On 7 June NMC released arcing, stilling, bending, gathering – a portrait of Lisa Illean’s music featuring orchestral, ensemble and chamber works by the Australian composer. The four pieces on the disc are performed by Aura Go, the Australian National Academy of Music, the Sydney Symphony Orchestra with David Robertson, GBSR Duo, David Zucchi, Michael Acker of the Experimentalstudio des SWR, Juliet Fraser, and Explore Ensemble. Listen to arcing, stilling, bending, gathering here.

arcing, stilling, bending, gathering – a 19-minute piece for 12 strings, piano, and pre-recorded sounds (by Tilman Robinson) – opens sparsely and quietly. Glacial chords and floating tapestries of sound mingle, with a constantly shifting sense of focus. The ensemble of 12 strings is arranged into three string quartets: two use the standard lineup, but the third consists of double bass and violins/viola that use unique non-tempered tunings. Likewise, Illean calls the pianist to strum the open strings of a scordatura guitar. 

A film exploring the creation of the piece, with contributions from Illean, is available to watch here. It is partly inspired by Illean’s recollection of two films by Sergei Eisenstein, in which fleeting reflections appear on shop windows; Illean’s music elaborates these ideas of superimposed transparent layers that shift, blur and transform.

Land’s End for chamber orchestra received its first performance in 2016 from the Sydney Symphony Orchestra, conducted by David Robertson. The 11-minute piece is inspired by the drawings of Vija Celmins, Illean has said, “…particularly those that use the ocean surface as the framework for an exploration in mark-making with incremental grades of graphite. In such work, surfaces act as forms through which subtle change can be perceived and felt.”

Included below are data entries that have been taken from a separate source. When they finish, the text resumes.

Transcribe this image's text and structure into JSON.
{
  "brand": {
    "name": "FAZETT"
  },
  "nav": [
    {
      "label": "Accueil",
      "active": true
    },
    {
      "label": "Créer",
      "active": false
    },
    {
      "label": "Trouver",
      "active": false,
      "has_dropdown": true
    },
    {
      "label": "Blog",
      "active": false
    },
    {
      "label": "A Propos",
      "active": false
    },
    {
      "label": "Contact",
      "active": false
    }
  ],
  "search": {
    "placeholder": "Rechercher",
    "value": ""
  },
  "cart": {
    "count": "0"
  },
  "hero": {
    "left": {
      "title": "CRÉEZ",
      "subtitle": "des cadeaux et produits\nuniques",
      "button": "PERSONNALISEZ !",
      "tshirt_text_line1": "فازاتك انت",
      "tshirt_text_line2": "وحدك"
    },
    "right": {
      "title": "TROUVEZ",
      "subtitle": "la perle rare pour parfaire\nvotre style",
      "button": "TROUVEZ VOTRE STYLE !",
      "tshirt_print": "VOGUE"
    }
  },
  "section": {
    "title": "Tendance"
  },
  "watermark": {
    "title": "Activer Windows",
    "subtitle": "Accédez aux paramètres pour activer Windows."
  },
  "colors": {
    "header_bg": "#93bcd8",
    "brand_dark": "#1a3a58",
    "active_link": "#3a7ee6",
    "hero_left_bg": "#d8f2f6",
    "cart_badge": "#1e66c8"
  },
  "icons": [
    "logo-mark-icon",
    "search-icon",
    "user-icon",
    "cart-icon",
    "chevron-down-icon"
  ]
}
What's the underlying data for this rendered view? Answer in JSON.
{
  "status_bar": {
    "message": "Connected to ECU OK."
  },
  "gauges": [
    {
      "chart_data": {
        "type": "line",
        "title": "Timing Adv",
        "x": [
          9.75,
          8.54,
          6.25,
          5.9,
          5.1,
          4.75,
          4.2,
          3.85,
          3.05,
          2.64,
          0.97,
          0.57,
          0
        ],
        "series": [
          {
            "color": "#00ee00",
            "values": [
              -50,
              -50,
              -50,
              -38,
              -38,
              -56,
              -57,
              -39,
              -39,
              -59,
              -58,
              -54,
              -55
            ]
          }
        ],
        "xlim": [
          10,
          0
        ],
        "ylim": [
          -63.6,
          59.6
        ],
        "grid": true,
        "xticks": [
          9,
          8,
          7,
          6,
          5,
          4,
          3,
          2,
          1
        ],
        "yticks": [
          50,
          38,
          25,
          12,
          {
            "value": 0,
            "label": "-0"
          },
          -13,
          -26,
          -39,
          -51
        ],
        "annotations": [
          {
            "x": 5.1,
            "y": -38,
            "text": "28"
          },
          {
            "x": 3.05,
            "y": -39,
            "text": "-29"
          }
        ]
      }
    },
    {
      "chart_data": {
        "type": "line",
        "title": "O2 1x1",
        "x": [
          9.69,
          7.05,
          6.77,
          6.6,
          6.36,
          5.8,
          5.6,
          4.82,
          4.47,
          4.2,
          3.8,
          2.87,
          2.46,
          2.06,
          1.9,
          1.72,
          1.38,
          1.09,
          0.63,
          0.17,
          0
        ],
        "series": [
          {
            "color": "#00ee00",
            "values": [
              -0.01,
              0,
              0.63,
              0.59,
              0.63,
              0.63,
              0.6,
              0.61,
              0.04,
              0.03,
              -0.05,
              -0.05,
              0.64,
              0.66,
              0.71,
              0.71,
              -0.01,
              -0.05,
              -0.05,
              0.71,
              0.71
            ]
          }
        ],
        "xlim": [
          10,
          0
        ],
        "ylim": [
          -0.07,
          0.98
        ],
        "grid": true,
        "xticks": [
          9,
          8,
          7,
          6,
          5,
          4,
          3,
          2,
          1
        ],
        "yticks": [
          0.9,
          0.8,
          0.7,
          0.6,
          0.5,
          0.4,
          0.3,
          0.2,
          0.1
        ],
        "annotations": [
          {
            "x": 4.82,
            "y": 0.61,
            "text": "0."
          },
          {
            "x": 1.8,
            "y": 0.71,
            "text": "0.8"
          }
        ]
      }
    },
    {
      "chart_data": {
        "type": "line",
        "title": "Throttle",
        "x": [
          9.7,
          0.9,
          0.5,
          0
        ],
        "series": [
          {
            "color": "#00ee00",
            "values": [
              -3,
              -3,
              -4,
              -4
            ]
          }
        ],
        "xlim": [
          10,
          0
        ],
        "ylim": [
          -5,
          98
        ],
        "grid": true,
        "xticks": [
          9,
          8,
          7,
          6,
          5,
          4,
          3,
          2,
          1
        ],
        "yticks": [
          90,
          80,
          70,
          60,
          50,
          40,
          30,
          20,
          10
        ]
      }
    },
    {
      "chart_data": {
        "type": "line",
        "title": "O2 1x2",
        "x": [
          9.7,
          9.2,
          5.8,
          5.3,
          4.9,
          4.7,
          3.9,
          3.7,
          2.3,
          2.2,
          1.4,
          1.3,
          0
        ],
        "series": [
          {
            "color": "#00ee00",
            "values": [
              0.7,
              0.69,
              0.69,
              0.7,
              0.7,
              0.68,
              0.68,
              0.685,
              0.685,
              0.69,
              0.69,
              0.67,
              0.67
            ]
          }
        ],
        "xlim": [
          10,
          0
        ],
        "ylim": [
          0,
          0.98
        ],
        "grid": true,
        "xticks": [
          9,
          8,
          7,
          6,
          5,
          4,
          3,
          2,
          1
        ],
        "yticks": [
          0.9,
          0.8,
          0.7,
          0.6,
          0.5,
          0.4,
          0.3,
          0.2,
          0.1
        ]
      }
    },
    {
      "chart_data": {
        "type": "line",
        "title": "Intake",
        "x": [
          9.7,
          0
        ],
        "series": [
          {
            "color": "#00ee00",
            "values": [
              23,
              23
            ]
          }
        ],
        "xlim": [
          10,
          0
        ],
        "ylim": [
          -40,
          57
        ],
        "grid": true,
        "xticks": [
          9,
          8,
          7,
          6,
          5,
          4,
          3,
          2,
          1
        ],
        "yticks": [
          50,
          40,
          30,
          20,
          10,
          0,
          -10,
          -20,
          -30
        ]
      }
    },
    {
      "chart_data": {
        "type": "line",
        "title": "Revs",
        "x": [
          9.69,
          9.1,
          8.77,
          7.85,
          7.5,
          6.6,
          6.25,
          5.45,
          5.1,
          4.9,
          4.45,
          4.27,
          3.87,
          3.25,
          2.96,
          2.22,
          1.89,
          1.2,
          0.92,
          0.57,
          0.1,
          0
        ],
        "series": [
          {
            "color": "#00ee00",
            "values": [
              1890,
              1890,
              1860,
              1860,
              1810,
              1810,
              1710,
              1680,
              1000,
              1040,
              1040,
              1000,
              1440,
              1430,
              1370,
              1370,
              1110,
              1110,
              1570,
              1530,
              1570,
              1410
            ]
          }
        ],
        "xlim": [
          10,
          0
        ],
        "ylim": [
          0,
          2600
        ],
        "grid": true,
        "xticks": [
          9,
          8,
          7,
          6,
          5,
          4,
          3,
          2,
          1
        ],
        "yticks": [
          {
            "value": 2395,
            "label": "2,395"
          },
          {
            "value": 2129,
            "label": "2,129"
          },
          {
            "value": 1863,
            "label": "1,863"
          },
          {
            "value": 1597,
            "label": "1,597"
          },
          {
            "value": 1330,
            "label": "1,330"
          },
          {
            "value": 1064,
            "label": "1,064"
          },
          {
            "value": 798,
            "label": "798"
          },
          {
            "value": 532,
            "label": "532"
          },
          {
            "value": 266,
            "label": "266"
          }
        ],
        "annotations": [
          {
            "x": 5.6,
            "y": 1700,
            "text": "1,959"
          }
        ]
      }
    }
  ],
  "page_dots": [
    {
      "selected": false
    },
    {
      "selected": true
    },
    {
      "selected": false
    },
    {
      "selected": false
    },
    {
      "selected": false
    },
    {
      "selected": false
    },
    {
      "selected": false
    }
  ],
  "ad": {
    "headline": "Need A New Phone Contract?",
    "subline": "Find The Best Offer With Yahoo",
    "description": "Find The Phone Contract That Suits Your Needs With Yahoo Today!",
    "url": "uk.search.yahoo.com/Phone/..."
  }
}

Tiding II (silentium) was premiered in 2021 by Trio Accanto and the SWR Experimental Studio at the Donaueschinger Musiktage. The 17-minute work is part of a series exploring elemental patterns. Like its predecessor Tiding (2021) for solo electric guitar, recently recorded by Yaron Deutsch – it is also inspired by the work of artist Christiane Baumgartner – in particular her 2013 woodcut Deep Water.

“To my mind” Illean writes, “sheets of electronic sound and sustained tones resemble the revolving light from a lighthouse raking the ocean’s surface…Interwoven layers surface and recede in a delicate balance. Transience – in both the production and perception of sound – has always moved me.” It received its UK premiere at Huddersfield Contemporary Music Festival in November 2023 from GBSR Duo and David Zucchi, who recorded the piece for this release.

A through-grown earth is a five-part setting of Gerard Manley Hopkins for soprano and ensemble. The 15-minute work takes as its prompt the observed patterns of tapestry in the natural world — foliations in wood or stone, or the ‘lashtender combs’ of ash trees — that occur frequently Hopkins’ poems. Pre-recorded sounds – created from recordings of retuned zithers — are interwoven with lines for voice, bass flute, clarinet, violin, viola, and cello; the recorded version received its world premiere in November 2022 from Fraser and Explore Ensemble at Kings Place.

The Arts Desk praised Illean’s “exquisite” music:

…if you’re not drawn in after a few minutes of Illean’s arcing, stilling, bending, gathering, you’ve no soul. It’s extraordinary stuff, four movements scored for piano, solo violin, electronics and a chamber ensemble split into four separate groups…the music’s different layers variously, slowly overlap and occlude one another. Repeated listening throws up a wealth of colour and detail, my favourite being a spellbinding harp entry…Land’s End comes as an intoxicating jolt…Illean’s colours are brighter and more clearly defined here, though the voice is recognisably the same. As with the other works, the recording has incredible presence. Dissonant wind chords suggest bird calls, heard against seismic basso rumblings and eerie string chords. It’s all compelling, and already on my provisional ‘best of 2024’ list.

The album was selected by Bandcamp for the ‘best contemporary classical music’ roundup for June 2024.

Illean has a striking feel for the elusive, writing music that’s not so much between states as finding exacting clarity in details that initially escape our notice…On the title piece the piano and the violin float and ripple through delicate sheets of wavering, unstable sonic gauze…Its title suggests different motions that distinguish all of the attractively elusive sounds featured here. A similar effect is presented on “Tiding II”…patiently unfolding constellations of sound and texture, like objects moving through a gravity-free atmosphere. Melodic fragments, harmonic swells, and rhythmic drift seem to cycle through the pieces randomly, but there’s a sharp design inside Illean’s writing that makes it all feel like natural phenomenon.